What I saw during my 12-day trip to the mainland was very different from what I have heard in Taiwan
Published: Apr 13, 2023 09:50 PM
On April 6, 2023, Ma Ying-jeou takes a group photo with teachers and students from the island of Taiwan and Fudan University in Shanghai. Ma, who was visiting the mainland, led Taiwan students to Fudan University in Shanghai. Photo: VCG

On April 6, 2023, Ma Ying-jeou takes a group photo with teachers and students from the island of Taiwan and Fudan University in Shanghai. Ma, who was visiting the mainland, led Taiwan students to Fudan University in Shanghai. Photo: VCG

I feel very fortunate to have visited the Chinese mainland with Mr. Ma Ying-jeou. This is my third visit to the mainland and also the longest one so far, spanning 12 days and across five cities. My previous two visits were only brief stops in Fuzhou and Xiamen [in East China's Fujian Province], but this time, I had the opportunity to visit different cities and was deeply touched by the experience.

First, I was impressed by the energy resources of the mainland. In addition to the economy, energy is closely related to people's livelihoods. Even before arriving at the Shanghai Pudong International Airport, I could see many wind turbines from the plane. On the way from the airport to Hongqiao Railway Station [in Shanghai], I also saw a nuclear power plant. I never expected a nuclear power plant to be so close to me. In Chongqing, I learned that the hydropower generated by the Three Gorges Dam can supply several provinces. These experiences made me think deeply. The mainland is so large, and the proportion of new energy used is quite high. However, it does not abandon nuclear power. By contrast, in Taiwan, the stagnation of nuclear power in recent years has planted worrying seeds for our future energy security.

Second, the preservation of China's history surprised me. During the 12-day visit, we visited many relics related to the history of the War of Resistance against Japanese Aggression (1931-45) and the constant flow of historical information was overwhelming and difficult to digest at times. However, one thing is certain: The Chinese mainland is not like what I had heard when I was young, where it was claimed that "many historical relics are lost." At the commemorative sites, we felt how the predecessors made great contributions and sacrifices for the Chinese nation. The inscriptions on the stone tablets at the sites recorded the life stories of national heroes, and people can leave messages to pay tribute to them on the spot. Of course, with the vastness of the mainland and its rich cultural heritage, the historical relics we saw this time may only be a small part. Some historical relics may have disappeared, perhaps due to urban development, and historical buildings may have been relocated. But this is not the end; instead, the relocated historical buildings are integrated with the local landscape and re-planned, allowing tourists to feel the corresponding atmosphere. The Yellow Crane Tower in Wuhan is a memorable example of this.

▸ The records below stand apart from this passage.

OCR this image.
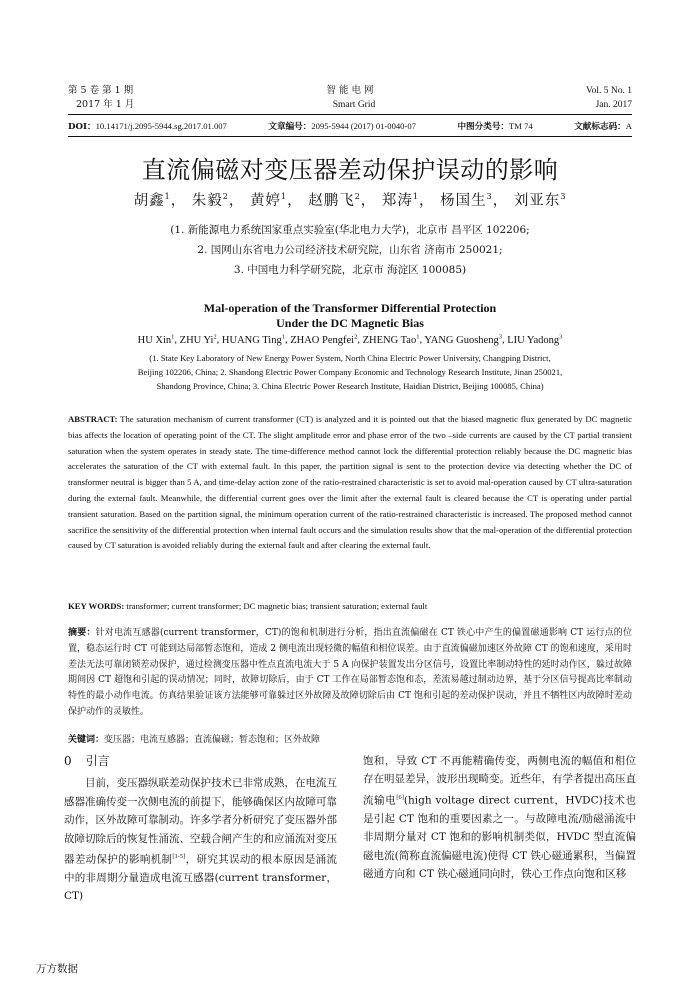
第 5 卷 第 1 期	智 能 电 网	Vol. 5 No. 1
2017 年 1 月	Smart Grid	Jan. 2017
DOI：10.14171/j.2095-5944.sg.2017.01.007	文章编号：2095-5944 (2017) 01-0040-07	中图分类号：TM 74	文献标志码：A
直流偏磁对变压器差动保护误动的影响
胡鑫$^1$， 朱毅$^2$， 黄婷$^1$， 赵鹏飞$^2$， 郑涛$^1$， 杨国生$^3$， 刘亚东$^3$
(1. 新能源电力系统国家重点实验室(华北电力大学)，北京市 昌平区 102206;
2. 国网山东省电力公司经济技术研究院，山东省 济南市 250021;
3. 中国电力科学研究院，北京市 海淀区 100085)
Mal-operation of the Transformer Differential Protection
Under the DC Magnetic Bias
HU Xin$^1$, ZHU Yi$^2$, HUANG Ting$^1$, ZHAO Pengfei$^2$, ZHENG Tao$^1$, YANG Guosheng$^3$, LIU Yadong$^3$
(1. State Key Laboratory of New Energy Power System, North China Electric Power University, Changping District,
Beijing 102206, China; 2. Shandong Electric Power Company Economic and Technology Research Institute, Jinan 250021,
Shandong Province, China; 3. China Electric Power Research Institute, Haidian District, Beijing 100085, China)
ABSTRACT: The saturation mechanism of current transformer (CT) is analyzed and it is pointed out that the biased magnetic flux generated by DC magnetic bias affects the location of operating point of the CT. The slight amplitude error and phase error of the two –side currents are caused by the CT partial transient saturation when the system operates in steady state. The time-difference method cannot lock the differential protection reliably because the DC magnetic bias accelerates the saturation of the CT with external fault. In this paper, the partition signal is sent to the protection device via detecting whether the DC of transformer neutral is bigger than 5 A, and time-delay action zone of the ratio-restrained characteristic is set to avoid mal-operation caused by CT ultra-saturation during the external fault. Meanwhile, the differential current goes over the limit after the external fault is cleared because the CT is operating under partial transient saturation. Based on the partition signal, the minimum operation current of the ratio-restrained characteristic is increased. The proposed method cannot sacrifice the sensitivity of the differential protection when internal fault occurs and the simulation results show that the mal-operation of the differential protection caused by CT saturation is avoided reliably during the external fault and after clearing the external fault.
KEY WORDS: transformer; current transformer; DC magnetic bias; transient saturation; external fault
摘要：针对电流互感器(current transformer，CT)的饱和机制进行分析，指出直流偏磁在 CT 铁心中产生的偏置磁通影响 CT 运行点的位置，稳态运行时 CT 可能到达局部暂态饱和，造成 2 侧电流出现轻微的幅值和相位误差。由于直流偏磁加速区外故障 CT 的饱和速度，采用时差法无法可靠闭锁差动保护，通过检测变压器中性点直流电流大于 5 A 向保护装置发出分区信号，设置比率制动特性的延时动作区，躲过故障期间因 CT 超饱和引起的误动情况；同时，故障切除后，由于 CT 工作在局部暂态饱和态，差流易越过制动边界，基于分区信号提高比率制动特性的最小动作电流。仿真结果验证该方法能够可靠躲过区外故障及故障切除后由 CT 饱和引起的差动保护误动，并且不牺牲区内故障时差动保护动作的灵敏性。
关键词：变压器；电流互感器；直流偏磁；暂态饱和；区外故障
0 引言

目前，变压器纵联差动保护技术已非常成熟，在电流互感器准确传变一次侧电流的前提下，能够确保区内故障可靠动作，区外故障可靠制动。许多学者分析研究了变压器外部故障切除后的恢复性涌流、空载合闸产生的和应涌流对变压器差动保护的影响机制[1-5]，研究其误动的根本原因是涌流中的非周期分量造成电流互感器(current transformer，CT)

饱和，导致 CT 不再能精确传变，两侧电流的幅值和相位存在明显差异，波形出现畸变。近些年，有学者提出高压直流输电[6](high voltage direct current，HVDC)技术也是引起 CT 饱和的重要因素之一。与故障电流/励磁涌流中非周期分量对 CT 饱和的影响机制类似，HVDC 型直流偏磁电流(简称直流偏磁电流)使得 CT 铁心磁通累积，当偏置磁通方向和 CT 铁心磁通同向时，铁心工作点向饱和区移

万方数据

Third, the integration of ethnic groups and the development of a comprehensive Chinese culture. All the instruments involved in the chimes performance and the Shanghai Chinese Orchestra's repertoire were traditional Chinese instruments. The performance we watched in Shanghai included not only traditional instruments but also various ethnic minority instruments, such as the dongbula of the Kazak people and matouqin of the Mongol people. Some of the instruments I had never heard before. It was amazing that traditional Chinese instruments could play such a majestic piece, which made me think of the magnificent road that leads to the far, the wide sea that takes in numerous rivers, the ancient country of the East and a feeling of universal brotherhood.

Finally, what also attracted me was the advancement of smart technology. As a doctoral student in the Department of Electrical Engineering, I am particularly interested in the application of smart cities, and the development of the mainland in this area is far beyond my imagination and perception. I did not expect to see the application of smart technology in all aspects of urban governance, ranging from the joint governance of metropolitan areas to the services and livelihood management in neighborhoods. These smart technologies are truly applied in their everyday life. I think it is related to the original intention of devoting to applying smart technologies to improving people's livelihoods from the beginning, which is a real practice of serving the people. In addition, I also noticed many smart factories, whether from the initial production of components to the logistics and storage of components, or from the assembly of finished products to the final delivery of logistics, with robots being used throughout the links.

Previously, what I had heard about the mainland was that it was a place where information was blocked and facilities were outdated. During this visit, I found that the real situation was different from what I had heard in Taiwan. This made me ponder how much of the information I know about the mainland on a daily basis is not its current situation. In recent years, cross-Straits civil exchanges have fallen to a freezing point, and the understanding of youth on both sides of the Taiwan Straits has been affected. However, this exchange trip not only allows young Taiwan students to understand that the mainland is different from what we usually hear, but also offers an opportunity for bilateral exchanges among the youngsters. With more communication and friendship between each other, misunderstandings can be reduced and the connection of cross-Straits youth friendship will be consolidated.